As the l’ri-an left, I said, ‘Hal, I haven’t suggested this before, partly because we have comparatively little data on Orthean physiology, but one of the Company medics –’
Haltern shook his head.
I asked, ‘Why not?’
With no self pity or melodrama, but with infinite regret, he said, ‘It would make no difference. I shall die quite soon.’
Half of me was shocked, half not. Well, I have been with Ortheans long enough to know something of them; that accounts fully for the sense of familiarity. I came to sit on the couch-chair beside him.
‘Soon?’
‘Soon, S’aranth. No,’ he lifted one thin hand, and when his pale blue eyes met mine, they were full of a wicked humour. ‘I shall use this, you see. I hope to see Meduenin as T’An Suthai-Telestre. Midsummer falls in six days. Now if I tell the new T’An Rimon that I stay only to see him as Crown …’
A sudden lack of expression crossed his face. He lifted a hand to his mouth. I saw that he chewed ataile leaf, that herb that brings both pleasure and eradication of pain.
‘Hal –’
‘Ataile is a small vice. Nor I think, now, shall I be concerned over its addictive properties. No,’ he said, quite differently, ‘don’t grieve, Christie.’
‘Hal, do you remember, in Roehmonde; that woman Sethin was ill, and she said she wouldn’t stay for the pain? You sta
y. That’s what hurts me now. I wish you’d let me call a medic in.’
‘If it pleases you, do.’
The fire in the brazier burned low. I leaned forward to put ziku-wood chips on it.
‘You mustn’t weep,’ he said. ‘Christie, you were so young when I first saw you, so frightened and so shrewd! I have you to thank if I understand anything at all of offworlders.’ He rested a hand on my shoulder, and there was no weight there; bones thin and hollow as a bird’s. He said, ‘This body pains me. Still, I would live, if I could, any way that I could –’
I looked up, startled, unguarded.
‘– How can I leave young Meduenin without some guiding hand? And the telestres? Your people, I don’t trust them, Christie; I never have. To go to Her now –’ He broke off. The pale and whiteless blue eyes were veiled with membrane. In the wreckage of that face I could still see him: Crown Messenger, politician, spy, friend.
I said, ‘Cassirur Almadhera doesn’t regret death, for herself, or for others.’
‘Ah.’ Hal nodded. ‘That’s the church. But no matter that we return, it means losing this life, these people; and it’s arrogant of me to think I can’t be spared, isn’t it, S’aranth? Arrogant and true. We have no Suthafiori, no Kanta Andrethe, now.’

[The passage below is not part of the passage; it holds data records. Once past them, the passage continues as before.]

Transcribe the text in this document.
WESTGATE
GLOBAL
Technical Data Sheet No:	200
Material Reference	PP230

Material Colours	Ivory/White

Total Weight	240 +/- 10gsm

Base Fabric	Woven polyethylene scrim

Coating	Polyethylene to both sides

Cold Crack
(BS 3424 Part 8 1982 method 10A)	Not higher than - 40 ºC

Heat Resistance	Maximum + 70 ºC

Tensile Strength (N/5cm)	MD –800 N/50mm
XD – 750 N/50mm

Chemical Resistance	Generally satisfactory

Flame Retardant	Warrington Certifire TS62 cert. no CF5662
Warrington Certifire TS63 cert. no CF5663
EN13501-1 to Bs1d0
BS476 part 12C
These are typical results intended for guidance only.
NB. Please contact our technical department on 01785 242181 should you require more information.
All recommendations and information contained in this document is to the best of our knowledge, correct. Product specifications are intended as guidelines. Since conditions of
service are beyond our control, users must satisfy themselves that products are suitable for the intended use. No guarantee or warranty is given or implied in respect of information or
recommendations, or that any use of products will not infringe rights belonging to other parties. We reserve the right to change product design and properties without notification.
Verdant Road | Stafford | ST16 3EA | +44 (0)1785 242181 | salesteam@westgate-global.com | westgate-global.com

He leaned forward to the table to pour herb-tea. The weight of the stone jug was all but too much. I dared not help him. The cold of the stone walls must have got into my bones: somewhere deep inside I was shivering. You mustn’t grieve, he said. Ah, Hal. That sly, quiet humour of his; now it hurts.
‘Let me sit with you for a while,’ I said. ‘Hal, I don’t believe what you do. We shan’t meet again.’
He pulled the zilmei furs more closely round him. ‘We can’t afford to sit, Christie, with only six days until Midsummer – I must have people come here, if I can’t go to them; you can tell me what happens in the city. I shall be in the Wellhouse on solstice day.’
He paused then, and more quietly said, ‘You and she were alike. You and the Orhlandis. If I see her in that bright realm, will she ask me why I’ve abandoned the land? What will I say to her?’